Je suis alors à 34SA, c’était l’objectif et on a réussi ! Mon corps a tenu ! Comme s’il avait rempli la part du contrat. C’est le moment ! Le mardi 19 mai 2020, après une cinquième nuit en surveillance rapprochée, l’équipe (que je commence à très bien connaitre) arrive le matin. Tous les voyants sont au rouge, il faut y aller, on a tout essayé mais c’est la fin (ou plutôt le début d’une nouvelle aventure). Tout va vite, je me laisse entièrement faire. Mon mari est là et à 10h54, naît Agathe, 42 cm, 1,825kg. On a le temps de la voir deux secondes et elle part en réanimation dans la foulée.

L’épreuve de la prématurité

Ça y est, elle est là ma si petite fille… Je me retrouve seule dans la salle d’opération et ensuite en salle de réveil. C’est déroutant de se sentir vide, je touche mon ventre par réflexe mais elle n’est plus là. Je vais avoir mal, très mal et je n’ai pas mon bébé à côté de moi alors que j’entends des bébés pleurer dans le couloir. La rencontre a été irréelle, elle avait un ballon d’oxygène sur la tête et moi, encore shootée par l’anesthésie, je ne réalisais pas. On n’avait pas le droit de la caresser, j’avais l’impression de tout faire mal, c’était mon bébé mais je n’y croyais pas. Et surtout je trouvais terrible de ne pas être la personne la plus à même de m’occuper d’elle alors que c’était justement mon bébé…

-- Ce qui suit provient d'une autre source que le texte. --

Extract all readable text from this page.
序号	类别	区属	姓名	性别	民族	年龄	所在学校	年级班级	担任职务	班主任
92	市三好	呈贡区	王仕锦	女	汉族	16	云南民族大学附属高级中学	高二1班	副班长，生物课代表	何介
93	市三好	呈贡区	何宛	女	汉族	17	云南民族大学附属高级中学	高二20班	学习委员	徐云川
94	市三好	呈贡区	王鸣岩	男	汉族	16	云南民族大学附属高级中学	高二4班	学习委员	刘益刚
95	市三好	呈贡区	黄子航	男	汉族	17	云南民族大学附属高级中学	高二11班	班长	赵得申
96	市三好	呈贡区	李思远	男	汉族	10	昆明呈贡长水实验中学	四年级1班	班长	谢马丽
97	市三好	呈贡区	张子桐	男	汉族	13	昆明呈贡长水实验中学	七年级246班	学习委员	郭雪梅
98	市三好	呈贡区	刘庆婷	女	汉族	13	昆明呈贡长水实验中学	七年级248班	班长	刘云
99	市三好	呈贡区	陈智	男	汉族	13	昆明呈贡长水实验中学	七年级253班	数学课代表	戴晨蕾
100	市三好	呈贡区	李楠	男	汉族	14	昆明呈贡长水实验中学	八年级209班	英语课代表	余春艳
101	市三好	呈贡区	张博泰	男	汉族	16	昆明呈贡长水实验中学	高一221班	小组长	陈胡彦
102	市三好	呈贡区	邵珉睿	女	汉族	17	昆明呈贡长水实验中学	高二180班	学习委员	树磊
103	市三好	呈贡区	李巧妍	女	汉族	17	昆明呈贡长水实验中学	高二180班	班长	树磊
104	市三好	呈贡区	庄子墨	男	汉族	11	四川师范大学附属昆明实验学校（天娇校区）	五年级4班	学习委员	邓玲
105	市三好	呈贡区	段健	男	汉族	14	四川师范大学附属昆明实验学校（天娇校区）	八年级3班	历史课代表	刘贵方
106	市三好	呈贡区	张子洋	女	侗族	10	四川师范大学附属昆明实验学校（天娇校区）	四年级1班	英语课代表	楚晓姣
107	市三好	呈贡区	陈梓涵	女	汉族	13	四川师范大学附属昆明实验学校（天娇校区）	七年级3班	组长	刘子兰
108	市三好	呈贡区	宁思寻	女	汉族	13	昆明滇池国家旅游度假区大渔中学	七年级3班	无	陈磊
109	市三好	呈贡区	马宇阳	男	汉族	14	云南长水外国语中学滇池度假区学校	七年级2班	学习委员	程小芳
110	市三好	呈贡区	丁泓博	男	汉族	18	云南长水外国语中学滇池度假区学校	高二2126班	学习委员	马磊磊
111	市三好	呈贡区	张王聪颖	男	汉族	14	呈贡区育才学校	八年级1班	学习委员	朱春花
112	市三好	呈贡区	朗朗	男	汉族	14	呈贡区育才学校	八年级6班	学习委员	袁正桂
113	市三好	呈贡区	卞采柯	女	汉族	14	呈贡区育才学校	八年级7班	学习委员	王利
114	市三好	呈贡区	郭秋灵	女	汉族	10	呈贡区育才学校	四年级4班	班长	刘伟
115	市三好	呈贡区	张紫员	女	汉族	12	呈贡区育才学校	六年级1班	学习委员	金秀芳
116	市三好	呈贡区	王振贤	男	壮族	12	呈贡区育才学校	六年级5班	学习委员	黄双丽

Agathe est restée un petit mois en réanimation néonatale puis néonatalogie, elle va bien aujourd’hui. J’ai pu l’allaiter grâce au tire-lait, elle a pris progressivement des forces. Elle avait juste besoin de temps et nous aussi finalement, ça a été si brutal. On s’est apprivoisées doucement.

Je sors le dimanche de l’hôpital. Je suis encore beaucoup suivie mais n’ayant pas d’unité kangourou, nous faisons les allers-retours et chaque retour est un déchirement. Il y a encore les restrictions Covid, nous avons le droit à une entrée et une sortie dans le service. Nous restons donc de 12h00 à 19h00 avec elle, entourés de « bip bip ». Nous savourons les petites étapes, le premier peau à peau, le premier bain… Nous pleurons parfois, nous ne voyons pas la fin. Mais c’est avec elle que nous rentrons le 12 juin ! 

J’ai appris de cette expérience qu’on a le droit de dire que c’est dur, cela ne minimise pas la douleur des épreuves d’autrui et nous ne cherchons pas à ce qu’on s’apitoie sur nous. Evidemment qu’il y a pire mais on a le droit de le dire ! Oui, on s’imaginait devenir parents simplement et oui, j’en ai souffert dans mon corps et dans mon cœur. On nous disait : « je ne sais pas comment vous faites » et bien quand on n’a pas le choix, on fait mais on a le droit de craquer à un moment.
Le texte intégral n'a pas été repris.